Tasty Sri Lankan Chicken Curry
Wash and cut
- 500g chicken (thighs and drumsticks) into the desired size. Then add
- 1 teaspoon chilli powder
- ½ a teaspoon of Turmeric powder
- 2 teaspoons of Essence of Ceylon Roasted curry powder
- 1 teaspoons salt
- 2 teaspoon of Lemon juice
Mix well and leave to marinate about 30 minutes.
Heat 3 tablespoons of oil in a pan.

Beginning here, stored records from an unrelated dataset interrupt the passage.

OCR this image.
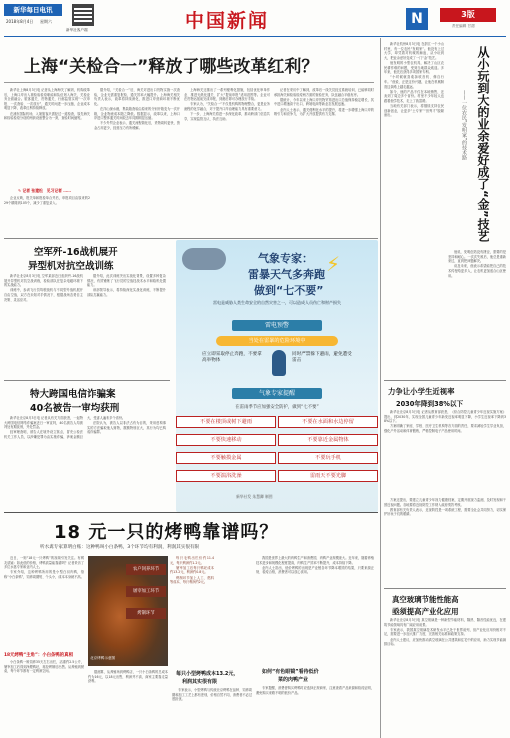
新华每日电讯
2018年8月4日 星期六
新华社客户端	中国新闻	N	3版
责任编辑 甘甜
上海“关检合一”释放了哪些改革红利？

新华社上海8月3日电 记者从上海海关了解到，机构改革后，上海口岸出入境检验检疫职能和队伍划入海关，关检业务全面融合。旅客通关、货物通关、行邮监管实现“一次申报、一次查验、一次放行”，通关时间进一步压缩，企业成本明显下降，改革红利持续释放。

在浦东国际机场，入境旅客只需经过一道检查，原先海关和检验检疫分设的两套设备整合为一套，查验时间缩短。

✎ 记者 张建松 见习记者 ……

企业反映，报关单和报检单合并后，申报项目由原来的229个精简到105个，减少了重复录入。

据介绍，“关检合一”后，海关对进出口货物实施一次查验，企业无需重复报检，通关效率大幅提升。上海海关相关负责人表示，改革将持续深化，推进口岸营商环境不断优化。

在洋山深水港，集装箱查验由原来的分别开箱变为一次开箱，企业物流成本随之降低。数据显示，改革以来，上海口岸进口整体通关时间较去年同期明显压缩。

不少外贸企业表示，通关流程简化后，货物周转更快，资金占用更少，经营压力有所缓解。

上海海关还推出了一系列便利化措施，包括优化审单作业、推进无纸化通关、扩大“提前申报”适用范围等。企业可在货物运抵前完成申报，到港后即可办理放行手续。

专家认为，“关检合一”不仅是机构的物理整合，更是业务流程的化学融合，对于提升口岸治理能力具有重要意义。

下一步，上海海关将进一步深化改革，推动跨部门信息共享，实现监管互认、执法互助。

记者在采访中了解到，改革后一线关员经过系统培训，已能够同时承担海关和检验检疫两方面的查验任务，队伍融合平稳有序。

据统计，今年以来上海口岸货物贸易进出口总值保持稳定增长，其中进口增速高于出口，跨境电商等新业态发展迅速。

业内人士表示，通关便利化水平的提升，将进一步增强上海口岸的吸引力和竞争力，为扩大开放提供有力支撑。

空军歼-16战机展开
异型机对抗空战训练

新华社北京8月3日电 空军某部近日组织歼-16战机展开异型机对抗空战训练，检验部队在复杂电磁环境下的实战能力。

训练中，参训飞行员驾驶战机与不同型号战机展开自由空战，双方在未知对手情况下，根据战场态势自主决策、灵活应对。

据介绍，此次训练突出实战化背景，设置多种复杂情况，有效锤炼了飞行员的空战技战术水平和临机处置能力。

该部领导表示，将持续深化实战化训练，不断提升部队打赢能力。

特大跨国电信诈骗案
40名被告一审均获刑

新华社北京8月3日电 记者从有关方面获悉，一起特大跨国电信网络诈骗案近日一审宣判，40名被告人均被判处有期徒刑，并处罚金。

经审理查明，被告人在境外设立窝点，冒充公检法机关工作人员，以涉嫌犯罪为由实施诈骗，涉案金额巨大，受害人遍布多个省份。

法院认为，被告人以非法占有为目的，采用虚构事实的方法骗取他人财物，数额特别巨大，其行为均已构成诈骗罪。

气象专家：
雷暴天气多奔跑
做到“七不要”
⚡
雷电是威胁人类生命安全的自然灾害之一，可以造成人员伤亡和财产损失
雷电预警
当处在雷暴的危险环境中
应立即采取停止奔跑，不要拿高举物体
同时严禁躲下避雨，避免遭受雷击
气象专家提醒
在雷雨季节应加强安全防护，做到“七不要”
不要在楼顶或树下避雨	不要在水面和水边停留
不要快速移动	不要靠近金属物体
不要触摸金属	不要玩手机
不要湍浴洗澡	雷雨天不要光脚
新华社发 朱慧卿 制图
18 元一只的烤鸭靠谱吗？
听水禽专家算明白账：这种鸭叫小白条鸭，3个环节均有利润，利润其实很有限

近日，一则“18元一只烤鸭”的视频引发关注。有网友质疑：如此低的价格，烤鸭质量能靠谱吗？记者采访了多位水禽专家和业内人士。

专家介绍，这种烤鸭所用的是小型白羽肉鸭，俗称“小白条鸭”，饲养周期短、个头小，成本本身就不高。

18元烤鸭“主角”：小白条鸭的真相

小白条鸭一般饲养35天左右出栏，活重约2.5公斤，屠宰加工后得到净膛鸭坯，再经烤制后出售。从养殖到餐桌，每个环节都有一定利润空间。

农户饲养环节
屠宰加工环节
烤制环节
北京烤鸭示意图

每只毛鸭出栏价约11.4元，每只利润约1.2元。

屠宰加工后每只鸭坯成本约13.2元，利润约0.8元。

烤制环节加上人工、燃料等成本，每只利润约2元。

据测算，从养殖场到烤鸭店，一只小白条鸭的总成本约为16元，以18元出售，利润并不高，商家主要靠走量获利。

每只小型烤鸭成本13.2元，
利润其实很有限

专家表示，小型烤鸭与传统北京烤鸭在品种、饲养周期和加工工艺上都有差别，价格自然不同，消费者不必过度担忧。

我国是世界上最大的肉鸭生产和消费国，肉鸭产业规模庞大。近年来，随着养殖技术进步和规模化程度提高，肉鸭生产效率不断提升，成本持续下降。

业内人士指出，低价烤鸭的出现是产业链各环节降本增效的结果，只要来源正规、检疫合格，消费者可以放心食用。

如何“有色眼镜”看待低价
菜的肉鸭产业

专家提醒，消费者购买烤鸭时应选择正规商家，注意查看产品来源和检疫证明，避免购买来路不明的低价产品。

新华社杭州8月3日电 在浙江一个小山村里，有一位农民“发明家”。他没有上过大学，却凭着对机械的痴迷，从小玩到大，把业余爱好变成了一门“金”技艺。

他发明的小型农机具，解决了山区农民耕作难的问题，受到当地群众欢迎。多年来，他先后获得多项国家专利。

“小时候就喜欢拆收音机、修自行车。”他说，正是这份兴趣，让他在机械制造这条路上越走越远。

如今，他的产品不仅在本地销售，还卖到了周边多个省份。村里不少年轻人也跟着他学技术，走上了致富路。

当地有关部门表示，将继续支持农民创新创业，让更多“土专家”“田秀才”脱颖而出。	从小玩到大的业余爱好成了“金”技艺
——一位农民“发明家”的技术路

他说，发明创造没有捷径，需要的是坚持和耐心。一次次失败后，他总是重新来过，直到把问题解决。

谈及未来，他表示希望能把自己的技术传授给更多人，让农机更加适合山区使用。

力争让小学生近视率
2030年降到38%以下

新华社北京8月3日电 记者从教育部获悉，《综合防控儿童青少年近视实施方案》提出，到2030年，实现全国儿童青少年新发近视率明显下降，小学生近视率下降到38%以下。

方案明确了家庭、学校、医疗卫生机构等各方面的责任，要求减轻学生学业负担，强化户外活动和体育锻炼，严格控制电子产品使用时间。

真空玻璃节能性能高
亟须提高产业化应用

新华社北京8月3日电 真空玻璃是一种新型节能材料，隔热、隔音性能优良，在建筑节能领域具有广阔应用前景。

专家表示，我国真空玻璃技术研发水平已处于世界前列，但产业化应用仍相对不足，需要进一步加大推广力度，完善相关标准和政策支持。

业内人士建议，应加快推动真空玻璃在公共建筑和住宅中的应用，助力实现节能减排目标。

方案还提出，要建立儿童青少年视力健康档案，定期开展视力监测，及时发现和干预近视问题。各地要将近视防控工作纳入政府绩效考核。

教育部有关负责人表示，近视防控是一项系统工程，需要全社会共同努力，切实保护好孩子们的眼睛。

Then add
- 3 cardamom pods bruised
- 3 Cloves
- 1 small piece of cinnamon stick
- 1 teaspoon of Cumin seeds
- ¼ teaspoon of Fenugreek
- 1 tablespoon of chopped garlic
- 1 tablespoons of chopped fresh ginger.
- 1 onion – finely sliced
- 2 cm piece of lemon grass
- 1 small piece of Pandan leaf (optional)
- 1 sprig of curry leaves and stir well, Fry for 1 minute
Add marinated chicken pieces and mix well. Turn the heat down and with a lid on cook the chicken for about 10 minutes. Stir occasionally. Open the lid and then add
- 1 Tomato – roughly chopped or 1 tablespoon of Tamarind paste
- Cook for 5 minutes and then
- 1 cup of coconut milk, Stir and cook for about 10 minutes or until the gravy is thick.